Settlement no ground for setting aside conviction in non-compoundable cases: Bombay high courtUpdated: Oct 18, 2020, 00:37 IST
The Aurangabad bench of the Bombay high court (HC) has refused to set aside the convictions of two rival groups, who fought and injured each other’s members. The court was hearing separate petitions filed by members of two groups from Kandhar in Nanded district of Maharashtra, seeking an order to strike down their convictions on the ground of an amicable settlement between them.
A branch of justice TV Nalawade and justice MG Sewlikar held that the HC had no power to set aside the convictions on the ground of amicable settlement of the disputes.
“If after conviction, the parties settle the dispute and offences are non-compoundable, the conviction cannot be set aside,” said the bench. In non-compoundable cases, charges cannot be withdrawn if all the parties agree for a settlement.
“Even this court (high court) has no power under section 482 of the CrPC (Code of Criminal Procedure) to set aside the convictions on account of such compromise, as there is substantive appeal provided to challenge the conviction,” said the bench.
In May 2009, several members from both the groups suffered serious injuries after a fight. They had lodged cross-complaints with the local police. All the accused were tried together and convicted under sections 149 (unlawful assembly), 324 (voluntarily causing hurt by dangerous weapon or means) and 326 (voluntarily causing grievous hurt by dangerous weapon or means) of the Indian Penal Code by the local judicial magistrate in 2015.
Both the sides had appealed against the decision and arrived at an amicable settlement during pendency of the appeals.
In their appeal, they had urged the additional sessions judge at Kandhar to strike down their convictions on the ground of their settlement. They had moved HC ten days back, after the additional sessions judge rejected their pleas.
The HC, too, rejected their petitions observing that convictions in compoundable offence cannot be truck down on the basis of settlement between the parties.

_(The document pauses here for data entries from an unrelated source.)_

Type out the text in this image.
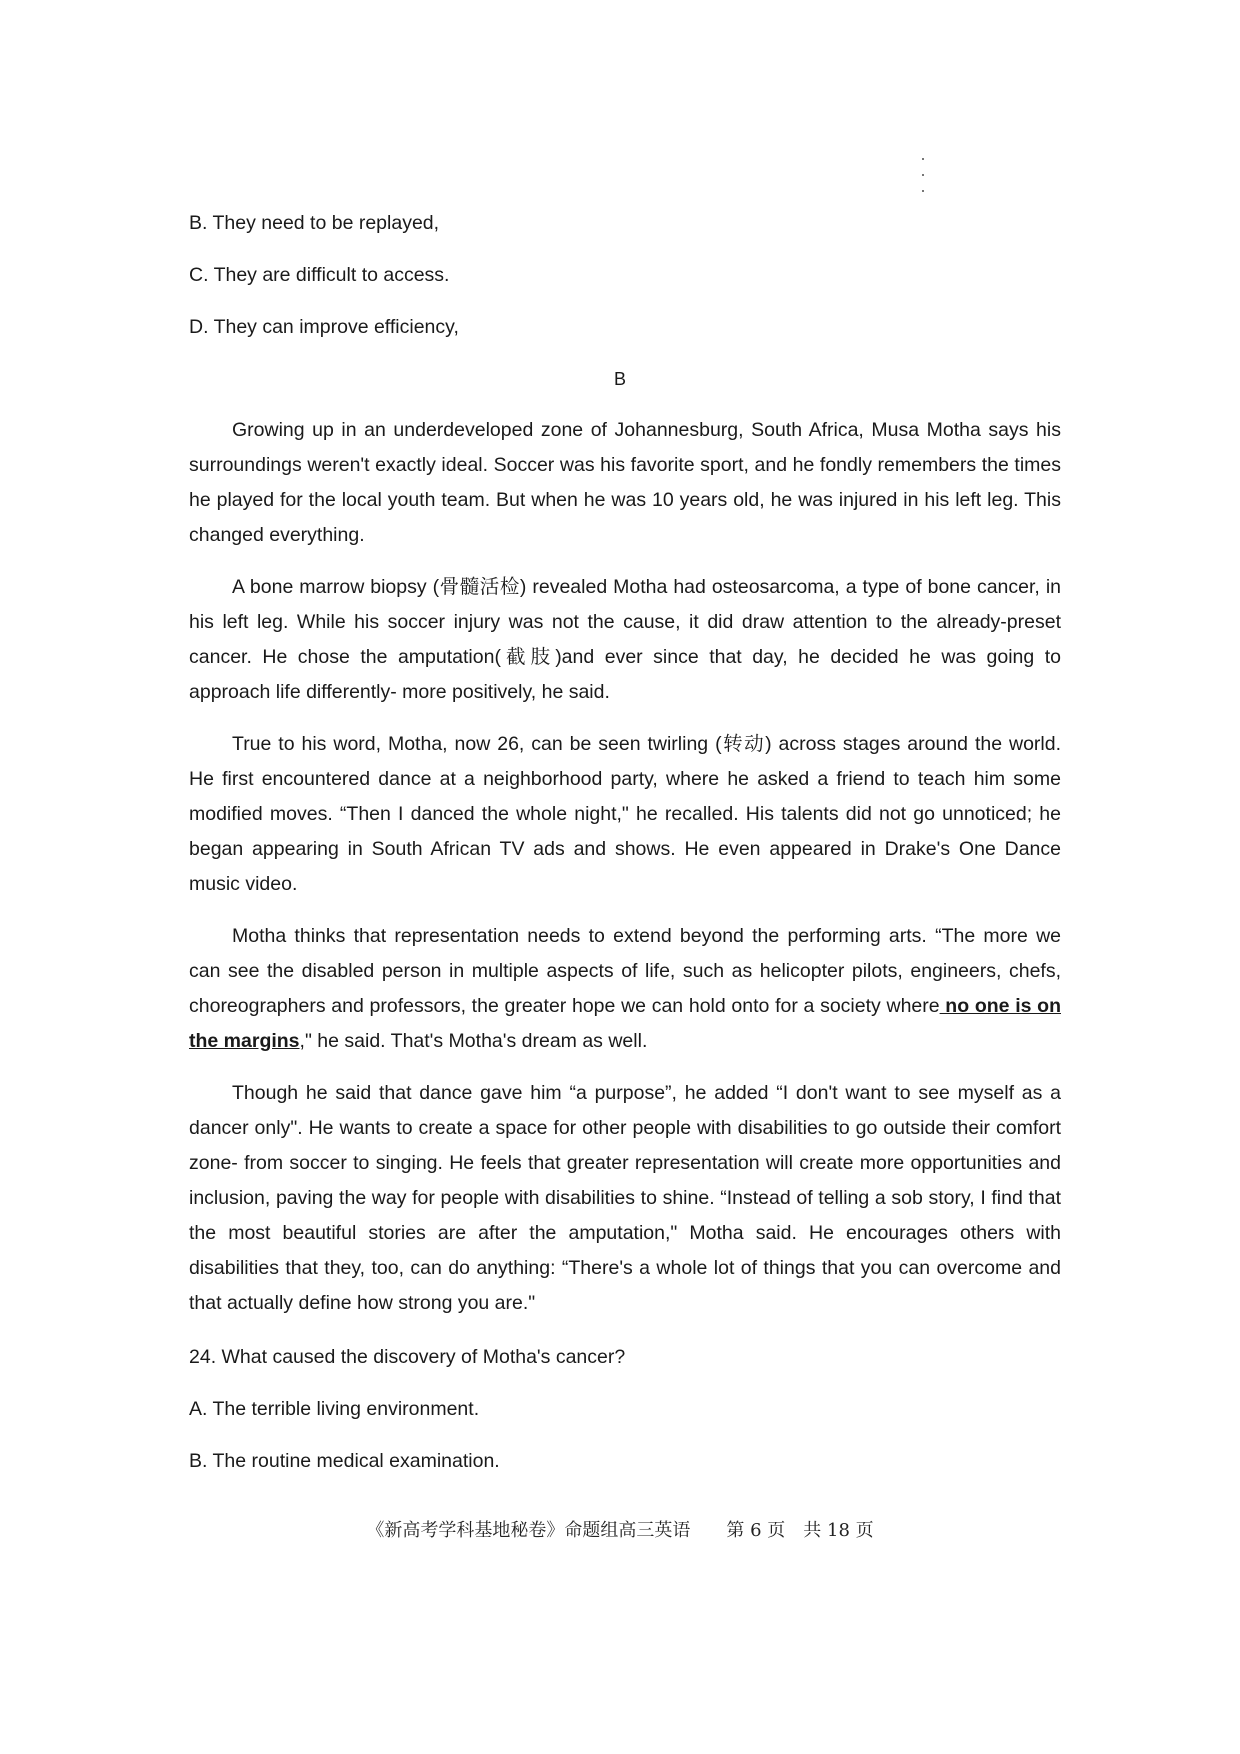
B. They need to be replayed,
C. They are difficult to access.
D. They can improve efficiency,
B
Growing up in an underdeveloped zone of Johannesburg, South Africa, Musa Motha says his surroundings weren't exactly ideal. Soccer was his favorite sport, and he fondly remembers the times he played for the local youth team. But when he was 10 years old, he was injured in his left leg. This changed everything.
A bone marrow biopsy (骨髓活检) revealed Motha had osteosarcoma, a type of bone cancer, in his left leg. While his soccer injury was not the cause, it did draw attention to the already-preset cancer. He chose the amputation(截肢)and ever since that day, he decided he was going to approach life differently- more positively, he said.
True to his word, Motha, now 26, can be seen twirling (转动) across stages around the world. He first encountered dance at a neighborhood party, where he asked a friend to teach him some modified moves. “Then I danced the whole night," he recalled. His talents did not go unnoticed; he began appearing in South African TV ads and shows. He even appeared in Drake's One Dance music video.
Motha thinks that representation needs to extend beyond the performing arts. “The more we can see the disabled person in multiple aspects of life, such as helicopter pilots, engineers, chefs, choreographers and professors, the greater hope we can hold onto for a society where no one is on the margins," he said. That's Motha's dream as well.
Though he said that dance gave him “a purpose”, he added “I don't want to see myself as a dancer only". He wants to create a space for other people with disabilities to go outside their comfort zone- from soccer to singing. He feels that greater representation will create more opportunities and inclusion, paving the way for people with disabilities to shine. “Instead of telling a sob story, I find that the most beautiful stories are after the amputation," Motha said. He encourages others with disabilities that they, too, can do anything: “There's a whole lot of things that you can overcome and that actually define how strong you are."
24. What caused the discovery of Motha's cancer?
A. The terrible living environment.
B. The routine medical examination.
《新高考学科基地秘卷》命题组高三英语　　第 6 页　共 18 页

HC clarified that when appeal is preferred by the convicts, the compromise can be considered by the appeal court if the parties succeed in showing that only compoundable offences were made against them.
The bench added that even if the parties are not able to make out the case for a compoundable offence, it is always open to the appeal court to take a lenient view due to such settlement and accordingly modify the sentence.